LONDON, November 8, 2016 /PRNewswire/ —
Robert N Weinreb, Tony Realini, Rohit Varma; US Ophthalmic Review, 2016;9(2):80-7 DOI: https://doi.org/10.17925/USOR.2016.09.02.80
  
Published recently in US Ophthalmic Review, the peer-reviewed journal from touchOPHTHALMOLOGY, Robert N Weinreb et al, discuss the novel intraocular pressure (IOP)-lowering treatment, latanoprostene bunod (LBN). LBN has a dual action in that it enhances aqueous humor outflow via both the uveoscleral and trabecular meshwork pathways. It is undergoing regulatory review by the Food and Drug Administration (FDA) for the reduction of IOP in patients with open-angle glaucoma (OAG) or ocular hypertension (OHT). In the dose-ranging VOYAGER study, LBN 0.024%, the lower of the most effective concentrations evaluated, demonstrated significantly greater IOP lowering and comparable side effects compared with latanoprost 0.005%. The recent APOLLO phase III clinical study (n=420) found LBN 0.024% demonstrated significantly greater reductions in IOP than timolol 0.5% in patients with OAG or OHT at various time points over 3 months. The same study found the proportion of patients with IOP ≤18 mmHg was significantly greater with LBN 0.024% than with timolol 0.5%. In the LUNAR study (n=420), LBN 0.024% was non-inferior to timolol 0.5% over 3 months’ treatment. LBN treatment also resulted in significantly greater IOP lowering than timolol at all time-points with the exception of the first post-baseline assessment. In JUPITER, a study of 130 subjects with OAG or OHT, LBN 0.024% was safe and well tolerated when used for up to a year, and provided significant and sustained IOP reduction.
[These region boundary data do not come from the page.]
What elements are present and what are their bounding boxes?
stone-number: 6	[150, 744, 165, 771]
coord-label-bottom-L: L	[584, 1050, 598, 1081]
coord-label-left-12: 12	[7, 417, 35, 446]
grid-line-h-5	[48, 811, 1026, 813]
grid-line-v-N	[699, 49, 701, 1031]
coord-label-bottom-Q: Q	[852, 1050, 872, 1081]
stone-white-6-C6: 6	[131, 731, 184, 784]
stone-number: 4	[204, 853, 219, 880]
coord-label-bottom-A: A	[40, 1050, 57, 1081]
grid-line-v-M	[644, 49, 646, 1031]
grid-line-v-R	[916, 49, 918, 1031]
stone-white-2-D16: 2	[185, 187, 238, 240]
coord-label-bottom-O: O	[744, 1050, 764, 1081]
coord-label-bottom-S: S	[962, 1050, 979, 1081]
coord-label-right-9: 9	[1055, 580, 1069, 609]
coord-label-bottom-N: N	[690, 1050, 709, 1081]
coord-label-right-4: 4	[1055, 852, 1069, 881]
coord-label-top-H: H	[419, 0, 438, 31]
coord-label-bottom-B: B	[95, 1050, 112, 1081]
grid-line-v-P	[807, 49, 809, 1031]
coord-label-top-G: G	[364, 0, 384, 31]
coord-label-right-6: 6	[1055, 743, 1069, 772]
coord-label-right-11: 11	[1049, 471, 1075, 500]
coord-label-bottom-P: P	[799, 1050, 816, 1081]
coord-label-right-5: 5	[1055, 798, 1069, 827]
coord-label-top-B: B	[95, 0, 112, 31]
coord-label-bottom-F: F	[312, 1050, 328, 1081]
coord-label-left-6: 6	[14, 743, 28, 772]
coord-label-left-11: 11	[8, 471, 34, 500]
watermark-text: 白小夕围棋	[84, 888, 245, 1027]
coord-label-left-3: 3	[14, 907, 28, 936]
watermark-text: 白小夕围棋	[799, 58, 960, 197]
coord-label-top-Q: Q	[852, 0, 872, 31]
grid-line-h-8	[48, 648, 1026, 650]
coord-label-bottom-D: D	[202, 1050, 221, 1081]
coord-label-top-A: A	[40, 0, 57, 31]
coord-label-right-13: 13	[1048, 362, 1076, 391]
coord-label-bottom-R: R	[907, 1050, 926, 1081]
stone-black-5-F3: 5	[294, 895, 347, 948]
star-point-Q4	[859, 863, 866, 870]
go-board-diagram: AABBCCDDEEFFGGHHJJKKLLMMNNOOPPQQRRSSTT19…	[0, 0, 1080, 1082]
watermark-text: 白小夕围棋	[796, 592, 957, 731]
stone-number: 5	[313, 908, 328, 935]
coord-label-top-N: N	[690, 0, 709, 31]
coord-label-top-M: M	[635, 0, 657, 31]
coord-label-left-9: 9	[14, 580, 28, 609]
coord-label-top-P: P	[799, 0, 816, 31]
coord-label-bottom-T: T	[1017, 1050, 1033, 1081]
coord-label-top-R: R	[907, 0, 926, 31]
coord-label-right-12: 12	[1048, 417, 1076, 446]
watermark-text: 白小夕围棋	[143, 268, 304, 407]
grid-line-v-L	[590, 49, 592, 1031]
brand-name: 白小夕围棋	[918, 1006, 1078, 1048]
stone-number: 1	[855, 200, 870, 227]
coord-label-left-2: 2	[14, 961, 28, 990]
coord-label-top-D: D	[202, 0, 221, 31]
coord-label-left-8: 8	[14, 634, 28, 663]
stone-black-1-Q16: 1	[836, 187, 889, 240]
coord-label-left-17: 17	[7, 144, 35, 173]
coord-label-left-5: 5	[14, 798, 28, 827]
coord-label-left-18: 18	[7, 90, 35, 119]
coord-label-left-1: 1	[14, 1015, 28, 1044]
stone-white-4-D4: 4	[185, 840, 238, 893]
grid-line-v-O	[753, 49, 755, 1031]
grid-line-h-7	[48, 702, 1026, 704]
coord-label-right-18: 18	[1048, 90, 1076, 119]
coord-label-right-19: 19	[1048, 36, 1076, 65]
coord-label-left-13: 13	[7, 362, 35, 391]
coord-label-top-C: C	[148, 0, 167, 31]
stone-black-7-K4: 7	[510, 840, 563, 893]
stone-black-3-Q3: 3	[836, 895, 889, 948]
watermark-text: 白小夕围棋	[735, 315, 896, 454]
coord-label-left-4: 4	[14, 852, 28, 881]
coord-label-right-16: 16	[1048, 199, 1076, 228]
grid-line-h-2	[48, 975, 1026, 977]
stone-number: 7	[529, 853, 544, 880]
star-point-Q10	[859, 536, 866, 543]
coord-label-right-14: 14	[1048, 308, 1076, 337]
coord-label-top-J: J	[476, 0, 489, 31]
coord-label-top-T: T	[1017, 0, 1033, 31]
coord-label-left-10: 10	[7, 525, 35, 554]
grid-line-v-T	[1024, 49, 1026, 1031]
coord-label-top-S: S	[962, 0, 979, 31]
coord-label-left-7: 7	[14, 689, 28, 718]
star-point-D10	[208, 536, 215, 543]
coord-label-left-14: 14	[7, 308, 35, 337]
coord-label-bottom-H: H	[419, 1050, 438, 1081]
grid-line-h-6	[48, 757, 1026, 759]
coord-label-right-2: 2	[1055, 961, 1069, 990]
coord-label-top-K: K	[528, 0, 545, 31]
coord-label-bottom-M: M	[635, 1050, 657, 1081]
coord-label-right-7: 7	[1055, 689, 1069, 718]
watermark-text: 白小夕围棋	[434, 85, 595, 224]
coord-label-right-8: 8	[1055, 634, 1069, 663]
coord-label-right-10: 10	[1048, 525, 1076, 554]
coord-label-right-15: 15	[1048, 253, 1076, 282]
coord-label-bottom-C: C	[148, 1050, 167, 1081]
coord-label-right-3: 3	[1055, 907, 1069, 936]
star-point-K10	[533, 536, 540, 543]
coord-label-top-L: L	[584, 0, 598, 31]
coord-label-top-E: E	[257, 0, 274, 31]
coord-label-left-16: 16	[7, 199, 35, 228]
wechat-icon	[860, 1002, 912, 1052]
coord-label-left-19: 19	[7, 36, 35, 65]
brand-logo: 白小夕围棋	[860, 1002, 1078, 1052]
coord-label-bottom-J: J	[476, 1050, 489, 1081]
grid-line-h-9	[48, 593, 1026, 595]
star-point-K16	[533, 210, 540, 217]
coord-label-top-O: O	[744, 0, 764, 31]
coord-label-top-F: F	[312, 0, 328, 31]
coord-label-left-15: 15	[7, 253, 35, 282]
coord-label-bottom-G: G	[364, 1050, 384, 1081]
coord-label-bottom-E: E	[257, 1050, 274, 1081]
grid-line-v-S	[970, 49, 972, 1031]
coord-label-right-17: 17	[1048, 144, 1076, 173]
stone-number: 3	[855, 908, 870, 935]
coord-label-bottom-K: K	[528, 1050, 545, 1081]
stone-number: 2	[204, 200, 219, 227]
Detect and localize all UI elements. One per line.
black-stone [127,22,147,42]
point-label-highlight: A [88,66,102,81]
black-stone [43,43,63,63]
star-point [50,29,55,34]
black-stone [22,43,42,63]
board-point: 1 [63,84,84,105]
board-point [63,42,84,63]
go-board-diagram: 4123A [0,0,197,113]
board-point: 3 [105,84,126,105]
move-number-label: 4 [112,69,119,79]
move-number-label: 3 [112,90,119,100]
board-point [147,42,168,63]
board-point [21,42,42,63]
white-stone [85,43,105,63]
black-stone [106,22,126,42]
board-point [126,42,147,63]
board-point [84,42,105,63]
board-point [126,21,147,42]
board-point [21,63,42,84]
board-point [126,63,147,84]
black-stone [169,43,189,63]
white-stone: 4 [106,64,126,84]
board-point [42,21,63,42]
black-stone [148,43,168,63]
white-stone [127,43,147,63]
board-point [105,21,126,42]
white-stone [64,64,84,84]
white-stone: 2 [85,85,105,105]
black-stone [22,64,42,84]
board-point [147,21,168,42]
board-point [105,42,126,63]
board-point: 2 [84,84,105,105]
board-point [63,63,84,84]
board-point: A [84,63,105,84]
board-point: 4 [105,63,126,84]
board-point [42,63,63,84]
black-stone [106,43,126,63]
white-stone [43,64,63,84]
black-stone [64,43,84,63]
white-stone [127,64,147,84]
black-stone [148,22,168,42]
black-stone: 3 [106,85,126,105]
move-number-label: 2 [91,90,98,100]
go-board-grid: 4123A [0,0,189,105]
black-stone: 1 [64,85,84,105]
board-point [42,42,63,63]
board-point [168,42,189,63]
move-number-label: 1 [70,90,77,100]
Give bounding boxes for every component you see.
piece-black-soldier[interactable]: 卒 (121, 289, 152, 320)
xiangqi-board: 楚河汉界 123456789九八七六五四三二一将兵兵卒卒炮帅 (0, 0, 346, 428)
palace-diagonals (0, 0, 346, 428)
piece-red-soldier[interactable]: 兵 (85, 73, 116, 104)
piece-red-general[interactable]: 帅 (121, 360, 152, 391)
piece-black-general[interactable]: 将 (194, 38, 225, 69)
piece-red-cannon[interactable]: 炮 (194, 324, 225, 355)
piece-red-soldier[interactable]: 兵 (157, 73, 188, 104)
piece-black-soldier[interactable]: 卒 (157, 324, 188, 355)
Further, in CONSTELLATION, a study of 25 patients with OHT or OAG, IOP lowering with LBN 0.024% was consistently lower than baseline during both the diurnal/wake and nocturnal/sleep periods whereas timolol 0.5% reduced IOP only during the diurnal period. In addition, LBN 0.024% treatment resulted in a significantly increased diurnal ocular perfusion pressure versus baseline and nocturnal ocular perfusion pressure versus timolol 0.05%. Similarly, in KRONUS, a single-arm, single-center, open label study of 24 healthy Japanese subjects, LBN 0.024% significantly lowered mean IOP over a 24-hour period. Across these studies, LBN has demonstrated a favorable safely profile and good ocular tolerability. It is hypothesized that LBN’s dual action on the outflow pathways accounts for the improved efficacy when compared with latanoprost and timolol.